Working from a studio in Moronese’s home, they select a Barbie—anything from pink box dolls to more costly collector dolls—to best represent their vision. They then remove the face paint, repaint the face, reroot eyelashes, and reroot and restyle hair. The bodies remain “as is,” but they are then dressed in NiniMomo’s custom-made ornate and opulent couture.
Many of NiniMomo’s designs are their own; some are re-creations based on the works of fashion designers, including Christian Dior and Christian Lacroix. “For me, I like coming up with my own designs,” Moronese says.
Their diverse ideas range from the tropical silk evening gown worn by “Miss U.S. Virgin Islands” to the arctic silver dress and cape worn by “Miss Greenland.” Inspiration, they say, comes from many places. “It’s just everywhere,” LeBreton admits. It could come from travel—such as Moronese’s recent trip to South Africa—a shopping trip to buy fabric or even a glorious sunset.
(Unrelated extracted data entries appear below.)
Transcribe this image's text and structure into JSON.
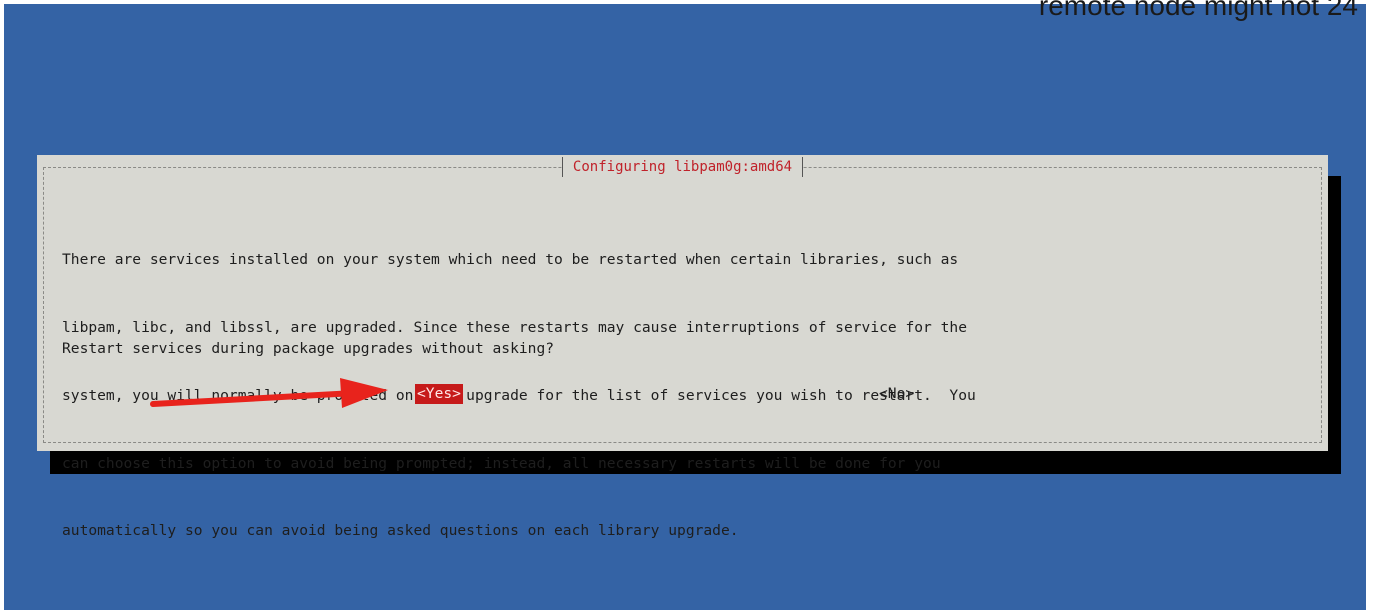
{
  "overflow_caption": "remote node might not 24",
  "dialog": {
    "title": "Configuring libpam0g:amd64",
    "message_lines": [
      "There are services installed on your system which need to be restarted when certain libraries, such as",
      "libpam, libc, and libssl, are upgraded. Since these restarts may cause interruptions of service for the",
      "system, you will normally be prompted on each upgrade for the list of services you wish to restart.  You",
      "can choose this option to avoid being prompted; instead, all necessary restarts will be done for you",
      "automatically so you can avoid being asked questions on each library upgrade."
    ],
    "question": "Restart services during package upgrades without asking?",
    "yes_label": "<Yes>",
    "no_label": "<No>",
    "selected": "yes"
  },
  "colors": {
    "background": "#3463a5",
    "dialog": "#d8d8d2",
    "title": "#c0222a",
    "selected_button": "#c61a1a",
    "annotation_arrow": "#e8231c"
  },
  "annotation": {
    "icon": "red-arrow-icon",
    "points_to": "yes-button"
  }
}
“You’re just constantly inspired,” Moronese agrees.
Painstaking detail and handiwork is a cornerstone of the NiniMomo collection. “What really sets us apart is we really focus on hand-sewn beadwork,” Moronese says. “It’s very tedious. When you start doing it, you get into your zone. We taught ourselves. At the beginning, we were doing less beadwork, but we realized that the customers were so in love with it.”
Of course, intricate beadwork notches up the quality—and cost—of the dolls. Most NiniMomo originals range from $450 to $800. “I’m proud of the fact that we’re putting out such high caliber dolls,” Moronese says.
“Our dolls appeal to a lot of people for a lot of reasons,” LeBreton adds. “Some customers started out collecting dolls from countries that they visited or [based on] their heritage.”
Pageants as Promotion
Judges—usually someone involved in the doll world—are chosen to determine the winner from among the 50 dolls selected for the compeitition. It’s a way for the doll owners to fulfill their pageant dreams by vicariously competing and possibly winning the tiara, sash and flowers.
Ten years ago, Moronese and LeBreton might still be working in jobs they found unfulfilling—had it not been for the spark of inspiration that hit at that one fateful show. Today, their vision stretches their creativity and inspires pageant dreams in others.
And they love that every day brings something new. “I like the challenge of something I’ve never done before,” says LeBreton. The fact that our dolls are OOAK keeps that fresh.”